At KS2, pupils are numerate and literate. Socially and academically they are prepared to independently access the next stage of their learning with continued support in phonics. We hope that all learners will have developed the self-confidence to be able to take part in their end of year assessments;
KS1 SATs (Year 2), KS2 SATs (Year 6), phonics screening (Year 1/2) and multiplication assessments (Year 4).

At KS3 pupils are prepared to follow an academic, vocational or blended pathway into KS4. They are well informed about the choices they need to make for future success.

At KS4, pupils are prepared both academically and socially for the next stage of their education with the knowledge, understanding, skills and attitudes necessary to enable them to play a full part as responsible citizens in the 2lst Century.

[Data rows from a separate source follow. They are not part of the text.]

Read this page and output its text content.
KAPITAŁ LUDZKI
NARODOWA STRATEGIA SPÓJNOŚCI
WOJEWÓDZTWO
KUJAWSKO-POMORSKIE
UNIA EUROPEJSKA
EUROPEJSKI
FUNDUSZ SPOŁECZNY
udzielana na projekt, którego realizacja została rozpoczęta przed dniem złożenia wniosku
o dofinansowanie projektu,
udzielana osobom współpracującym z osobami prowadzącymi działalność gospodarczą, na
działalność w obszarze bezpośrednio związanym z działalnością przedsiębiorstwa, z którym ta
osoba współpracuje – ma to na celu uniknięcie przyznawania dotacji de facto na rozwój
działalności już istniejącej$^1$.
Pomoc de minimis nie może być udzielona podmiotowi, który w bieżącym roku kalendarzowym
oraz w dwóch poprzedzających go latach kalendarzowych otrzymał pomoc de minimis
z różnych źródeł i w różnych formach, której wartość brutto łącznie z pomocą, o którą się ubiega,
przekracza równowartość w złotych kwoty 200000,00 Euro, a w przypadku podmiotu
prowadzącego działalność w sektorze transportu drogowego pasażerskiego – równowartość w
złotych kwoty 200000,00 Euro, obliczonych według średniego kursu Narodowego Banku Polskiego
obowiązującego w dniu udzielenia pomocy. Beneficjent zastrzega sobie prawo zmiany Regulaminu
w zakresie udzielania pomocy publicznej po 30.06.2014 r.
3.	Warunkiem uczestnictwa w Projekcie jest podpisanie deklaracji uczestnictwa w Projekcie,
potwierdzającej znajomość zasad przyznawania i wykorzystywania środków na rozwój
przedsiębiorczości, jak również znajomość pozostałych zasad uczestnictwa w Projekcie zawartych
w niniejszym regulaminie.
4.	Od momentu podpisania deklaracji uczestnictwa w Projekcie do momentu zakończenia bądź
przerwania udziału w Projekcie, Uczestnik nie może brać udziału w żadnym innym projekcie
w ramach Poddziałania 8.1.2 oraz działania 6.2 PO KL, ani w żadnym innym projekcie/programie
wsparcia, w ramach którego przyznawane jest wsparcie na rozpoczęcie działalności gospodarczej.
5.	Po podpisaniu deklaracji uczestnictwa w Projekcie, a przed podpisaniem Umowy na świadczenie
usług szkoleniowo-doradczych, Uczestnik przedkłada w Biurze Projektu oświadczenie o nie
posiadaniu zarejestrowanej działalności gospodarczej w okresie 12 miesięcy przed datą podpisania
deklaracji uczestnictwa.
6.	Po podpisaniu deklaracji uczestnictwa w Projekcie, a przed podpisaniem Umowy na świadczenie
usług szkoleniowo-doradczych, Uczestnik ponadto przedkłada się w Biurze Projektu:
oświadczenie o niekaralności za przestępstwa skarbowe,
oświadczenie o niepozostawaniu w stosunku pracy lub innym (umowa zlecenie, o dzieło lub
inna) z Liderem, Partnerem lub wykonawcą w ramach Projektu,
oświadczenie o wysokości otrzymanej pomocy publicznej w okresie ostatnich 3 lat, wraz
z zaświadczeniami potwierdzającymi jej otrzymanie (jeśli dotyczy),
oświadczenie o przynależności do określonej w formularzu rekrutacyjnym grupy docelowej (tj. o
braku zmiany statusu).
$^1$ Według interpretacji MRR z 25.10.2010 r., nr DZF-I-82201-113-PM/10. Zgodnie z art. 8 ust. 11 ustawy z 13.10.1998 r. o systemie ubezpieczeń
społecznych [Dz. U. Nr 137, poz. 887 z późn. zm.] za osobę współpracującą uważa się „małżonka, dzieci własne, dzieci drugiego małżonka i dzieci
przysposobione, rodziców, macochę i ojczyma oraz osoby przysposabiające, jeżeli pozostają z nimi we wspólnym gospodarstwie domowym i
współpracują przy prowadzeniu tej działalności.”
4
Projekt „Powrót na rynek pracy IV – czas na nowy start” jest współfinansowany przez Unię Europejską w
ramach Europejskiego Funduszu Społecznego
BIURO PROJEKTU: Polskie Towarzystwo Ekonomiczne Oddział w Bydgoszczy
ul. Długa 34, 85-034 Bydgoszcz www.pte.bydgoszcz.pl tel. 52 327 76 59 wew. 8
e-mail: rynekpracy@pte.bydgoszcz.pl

The impact of the curriculum will enable our pupils to achieve a range of appropriate qualifications that prepare them to move on to the next stage of education, allowing them to demonstrate significant and sustained progress in:

  • Communication skills.
  • Literacy skills.
  • Numeracy skills.
  • Levels of independence.
  • Life skills required to function more appropriately in the community.
  • Relevant experiences to assist their decisions about future careers.
  • Relevant and transferable qualifications for future education employment and training
  • Having a positive attitude towards their present and future learning.
  • Having sufficient key skills and self–esteem to approach new situations confidently with resilience.